[The Influence of Sea Power Upon History, 1660-1783 by A. T. Mahan]@TWC D-Link bookThe Influence of Sea Power Upon History, 1660-1783 CHAPTER X 34/77
Upon his return he was given a command, and sailed, in January, 1780, with a fleet of twenty ships-of-the-line, to relieve Gibraltar, then closely invested.
Off Cadiz, with a good luck for which he was proverbial, he fell in with a Spanish fleet of eleven ships-of-the-line, which awkwardly held their ground until too late to fly.[139] Throwing out the signal for a general chase, and cutting in to leeward of the enemy, between them and their port, Rodney, despite a dark and stormy night, succeeded in blowing up one ship and taking six.
Hastening on, he relieved Gibraltar, placing it out of all danger from want; and then, leaving the prizes and the bulk of his fleet, sailed with the rest for his station. Despite his brilliant personal courage and professional skill, which in the matter of tactics was far in advance of his contemporaries in England, Rodney, as a commander-in-chief, belongs rather to the wary, cautious school of the French tacticians than to the impetuous, unbounded eagerness of Nelson.
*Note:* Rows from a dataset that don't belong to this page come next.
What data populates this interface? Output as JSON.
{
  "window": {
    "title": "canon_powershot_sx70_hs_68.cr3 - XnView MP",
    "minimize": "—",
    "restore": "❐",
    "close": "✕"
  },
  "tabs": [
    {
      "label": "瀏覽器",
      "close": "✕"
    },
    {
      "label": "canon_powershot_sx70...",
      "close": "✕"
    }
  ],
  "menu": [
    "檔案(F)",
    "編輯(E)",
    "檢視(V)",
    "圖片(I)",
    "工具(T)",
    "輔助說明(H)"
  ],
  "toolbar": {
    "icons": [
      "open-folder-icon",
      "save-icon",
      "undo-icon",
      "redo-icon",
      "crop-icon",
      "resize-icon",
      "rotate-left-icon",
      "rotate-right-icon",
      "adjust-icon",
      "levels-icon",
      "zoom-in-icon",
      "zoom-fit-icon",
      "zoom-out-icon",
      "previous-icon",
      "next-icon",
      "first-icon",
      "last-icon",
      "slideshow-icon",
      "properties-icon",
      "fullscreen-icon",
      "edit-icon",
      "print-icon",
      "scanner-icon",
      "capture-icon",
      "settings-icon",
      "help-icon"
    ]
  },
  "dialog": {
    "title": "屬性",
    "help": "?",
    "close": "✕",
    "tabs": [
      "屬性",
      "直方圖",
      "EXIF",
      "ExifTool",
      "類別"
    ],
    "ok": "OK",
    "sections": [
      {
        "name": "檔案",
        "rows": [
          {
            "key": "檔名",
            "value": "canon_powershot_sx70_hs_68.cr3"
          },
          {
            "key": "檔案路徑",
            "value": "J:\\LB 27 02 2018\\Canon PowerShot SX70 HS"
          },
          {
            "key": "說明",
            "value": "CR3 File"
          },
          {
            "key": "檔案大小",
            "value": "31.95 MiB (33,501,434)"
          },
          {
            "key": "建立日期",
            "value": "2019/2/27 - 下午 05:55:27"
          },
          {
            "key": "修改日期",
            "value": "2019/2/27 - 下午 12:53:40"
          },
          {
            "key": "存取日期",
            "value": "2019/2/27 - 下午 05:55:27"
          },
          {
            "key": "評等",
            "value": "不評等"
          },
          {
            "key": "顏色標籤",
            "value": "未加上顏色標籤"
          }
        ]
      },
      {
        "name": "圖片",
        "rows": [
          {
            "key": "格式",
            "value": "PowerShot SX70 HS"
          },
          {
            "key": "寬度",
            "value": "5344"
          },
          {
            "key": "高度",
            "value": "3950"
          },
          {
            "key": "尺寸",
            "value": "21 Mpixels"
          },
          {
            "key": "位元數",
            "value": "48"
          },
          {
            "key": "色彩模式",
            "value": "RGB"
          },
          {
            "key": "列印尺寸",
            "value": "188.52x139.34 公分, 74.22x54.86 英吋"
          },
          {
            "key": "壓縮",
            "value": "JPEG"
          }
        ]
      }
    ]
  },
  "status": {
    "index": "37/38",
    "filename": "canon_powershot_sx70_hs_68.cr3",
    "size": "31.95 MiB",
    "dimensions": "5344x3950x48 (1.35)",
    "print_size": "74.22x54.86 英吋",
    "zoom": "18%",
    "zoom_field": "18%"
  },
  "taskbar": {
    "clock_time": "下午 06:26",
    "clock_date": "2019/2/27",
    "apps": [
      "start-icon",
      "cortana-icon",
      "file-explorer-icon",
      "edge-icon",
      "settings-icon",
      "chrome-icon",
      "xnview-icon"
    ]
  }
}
As in Tourville we have seen the desperate fighting of the seventeenth century, unwilling to leave its enemy, merging into the formal, artificial--we may almost say trifling--parade tactics of the eighteenth, so in Rodney we shall see the transition from those ceremonious duels to an action which, while skilful in conception, aimed at serious results.
For it would be unjust to Rodney to press the comparison to the French admirals of his day.